Gilding is the process of covering a material with a thin layer of gold. Adding golden hits to furniture dates back to the seventeenth century in England and the outcome has remained highly prized ever since. During the eighteenth century, gilding was used in imitation of French styles of furniture which were popular at in the period.
The application of gold to wooden surfaces involves a number of materials and takes place in numerous stages. First, Gesso, a type of plaster, is applied to the wood in layers. Many thin layers are built up to create the appropriate thickness or depth of Gesso. Once the right depth is achieved, the gesso is craved to create new decorative elements on the existing wooden framework. When the carver is happy with the designs, the gesso is coated with a mix of finely ground red clay water and glue called bole. This layer gradually polished to create to create a smooth and even surface which facilitates the application of the gold coating. Finally, sheets of gold leaf are applied to the carving, and carefully overlapped so as to cover the entire surface. The covered area is then burnished with stone tools. This final polish brings out the luminescence of the gold leaf.
Gilding is used to add decorative details to furniture, or to give a piece the appearance of solid gold. Several fine examples of gilding are on display at in the galleries of Reindeer antiques, the earliest of which dates from c.1700. This exceptional William III carved settee was commissioned by Sir Thomas Osborne, the First Duke of Leeds for his house at Wimbledon, Surrey or for Kiveton Park, Yorkshire.
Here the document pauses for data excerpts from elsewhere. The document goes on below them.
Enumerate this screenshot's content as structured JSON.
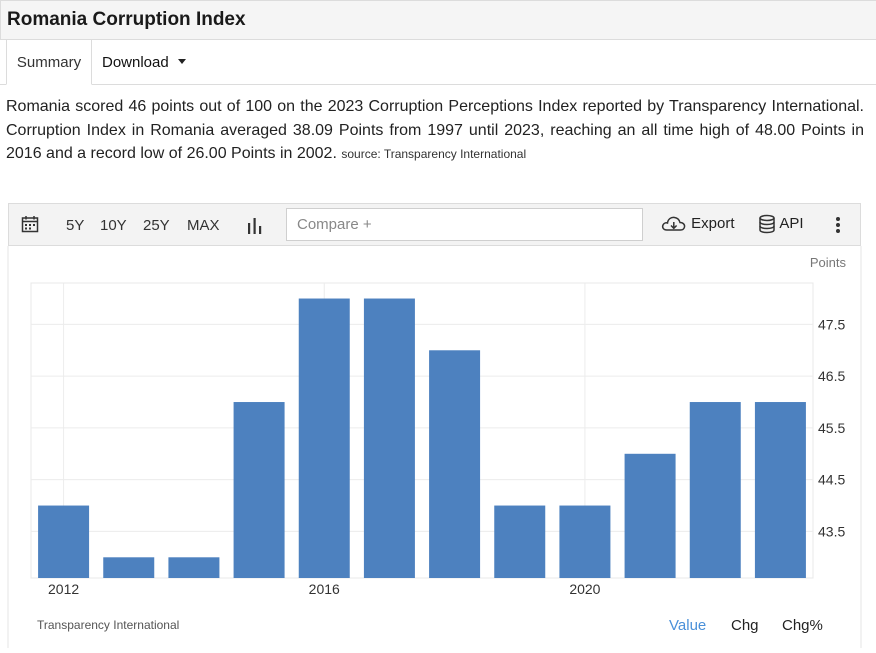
{
  "page": {
    "title": "Romania Corruption Index"
  },
  "tabs": {
    "summary": "Summary",
    "download": "Download"
  },
  "description": {
    "text": "Romania scored 46 points out of 100 on the 2023 Corruption Perceptions Index reported by Transparency International. Corruption Index in Romania averaged 38.09 Points from 1997 until 2023, reaching an all time high of 48.00 Points in 2016 and a record low of 26.00 Points in 2002.",
    "source": "source: Transparency International"
  },
  "toolbar": {
    "ranges": [
      "5Y",
      "10Y",
      "25Y",
      "MAX"
    ],
    "compare_placeholder": "Compare +",
    "export_label": "Export",
    "api_label": "API",
    "icons": [
      "calendar-icon",
      "bar-chart-icon",
      "cloud-download-icon",
      "database-icon",
      "more-vertical-icon"
    ]
  },
  "chart_data": {
    "type": "bar",
    "categories": [
      "2012",
      "2013",
      "2014",
      "2015",
      "2016",
      "2017",
      "2018",
      "2019",
      "2020",
      "2021",
      "2022",
      "2023"
    ],
    "values": [
      44,
      43,
      43,
      46,
      48,
      48,
      47,
      44,
      44,
      45,
      46,
      46
    ],
    "x_tick_labels": [
      "2012",
      "2016",
      "2020"
    ],
    "y_ticks": [
      43.5,
      44.5,
      45.5,
      46.5,
      47.5
    ],
    "ylim": [
      42.6,
      48.3
    ],
    "ylabel": "Points",
    "color": "#4d81bf",
    "grid": true
  },
  "footer": {
    "source": "Transparency International",
    "modes": [
      "Value",
      "Chg",
      "Chg%"
    ],
    "active_color": "#4a90d9"
  }
}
The wonderful carved gilt gesso decorations of this piece are in the Baroque taste and clearly inspired by the designs of Daniel Marot.
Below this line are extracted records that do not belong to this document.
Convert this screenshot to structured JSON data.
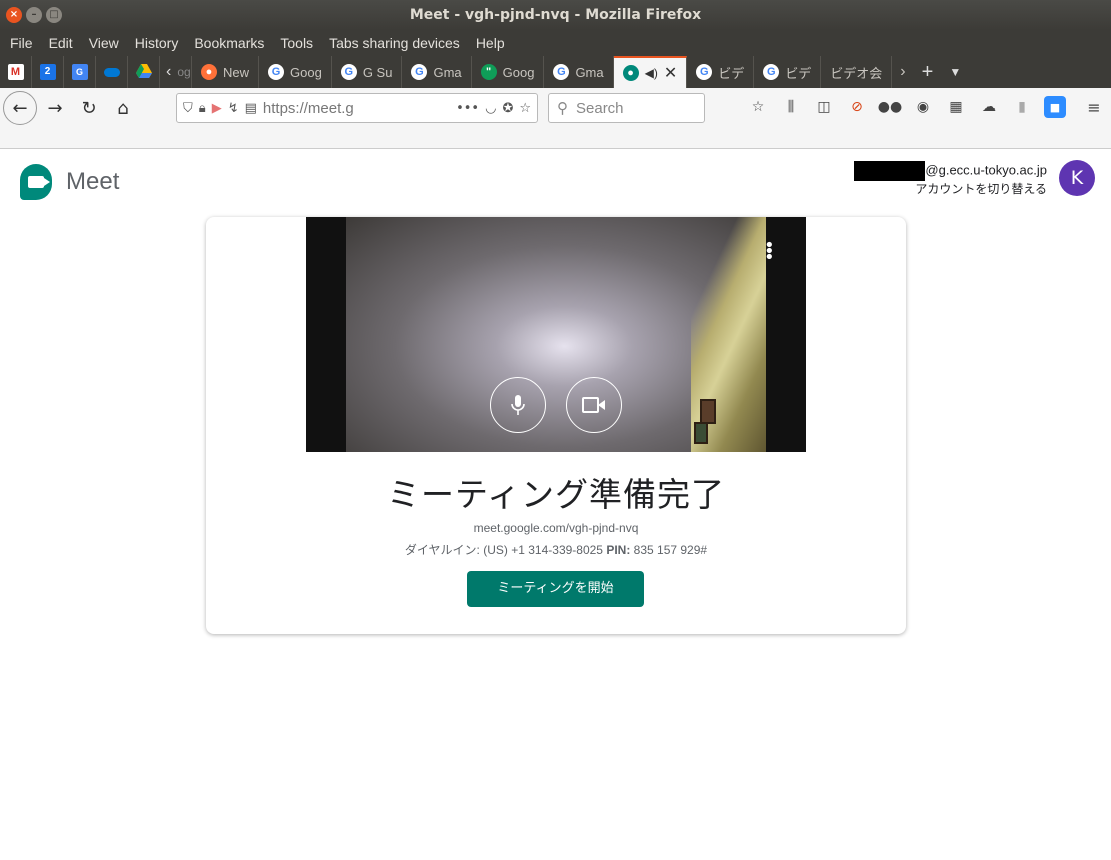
{
  "window": {
    "title": "Meet - vgh-pjnd-nvq - Mozilla Firefox"
  },
  "menu": [
    "File",
    "Edit",
    "View",
    "History",
    "Bookmarks",
    "Tools",
    "Tabs sharing devices",
    "Help"
  ],
  "tabs": [
    {
      "label": "og",
      "icon": "google-icon"
    },
    {
      "label": "New",
      "icon": "firefox-icon"
    },
    {
      "label": "Goog",
      "icon": "google-icon"
    },
    {
      "label": "G Su",
      "icon": "google-icon"
    },
    {
      "label": "Gma",
      "icon": "google-icon"
    },
    {
      "label": "Goog",
      "icon": "hangouts-icon"
    },
    {
      "label": "Gma",
      "icon": "google-icon"
    },
    {
      "label": "",
      "icon": "meet-icon",
      "active": true
    },
    {
      "label": "ビデ",
      "icon": "google-icon"
    },
    {
      "label": "ビデ",
      "icon": "google-icon"
    },
    {
      "label": "ビデオ会",
      "icon": ""
    }
  ],
  "pinned": [
    "gmail-icon",
    "calendar-icon",
    "translate-icon",
    "onedrive-icon",
    "drive-icon"
  ],
  "calendar_day": "2",
  "url": "https://meet.g",
  "search_placeholder": "Search",
  "app": {
    "name": "Meet"
  },
  "account": {
    "email": "@g.ecc.u-tokyo.ac.jp",
    "switch_label": "アカウントを切り替える",
    "avatar_letter": "K"
  },
  "meeting": {
    "title": "ミーティング準備完了",
    "link": "meet.google.com/vgh-pjnd-nvq",
    "dial_label": "ダイヤルイン:",
    "dial_number": "(US) +1 314-339-8025",
    "pin_label": "PIN:",
    "pin": "835 157 929#",
    "start_button": "ミーティングを開始"
  },
  "colors": {
    "accent": "#00796b",
    "avatar": "#5e35b1",
    "ubuntu": "#e95420"
  }
}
From c.1760, we have a carved George III Chippendale period mirror in the rococo taste. Surrounding the mirror, the gilding highlights the contrast of light and dark in the profusely carved with C and S scrolls of acanthus leaves, bull rushes and Ho Ho birds.
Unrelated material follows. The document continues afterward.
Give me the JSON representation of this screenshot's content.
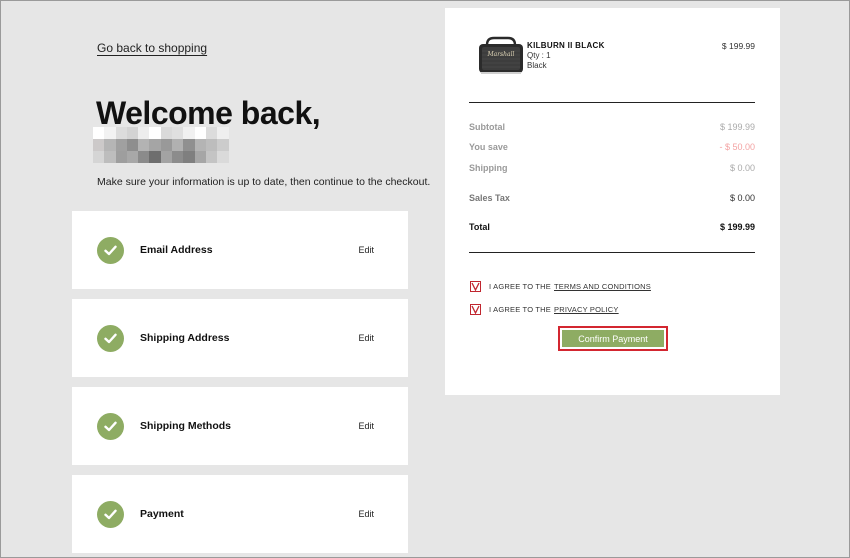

Finally, a rare William IV period kidney shaped writing table from c.1835 features giltwood scrolling acanthus leaves on an ivory paintwork background. The sophisticated design suggests that the table was made by one of the leading cabinet-makers of early Nineteenth Century London. The carved giltwood decoration is typical of pieces designed in the highly fashionable Italianate manner and is similar to pieces supplied by Morant to the Duke of Sutherland for Stafford House, St. James's.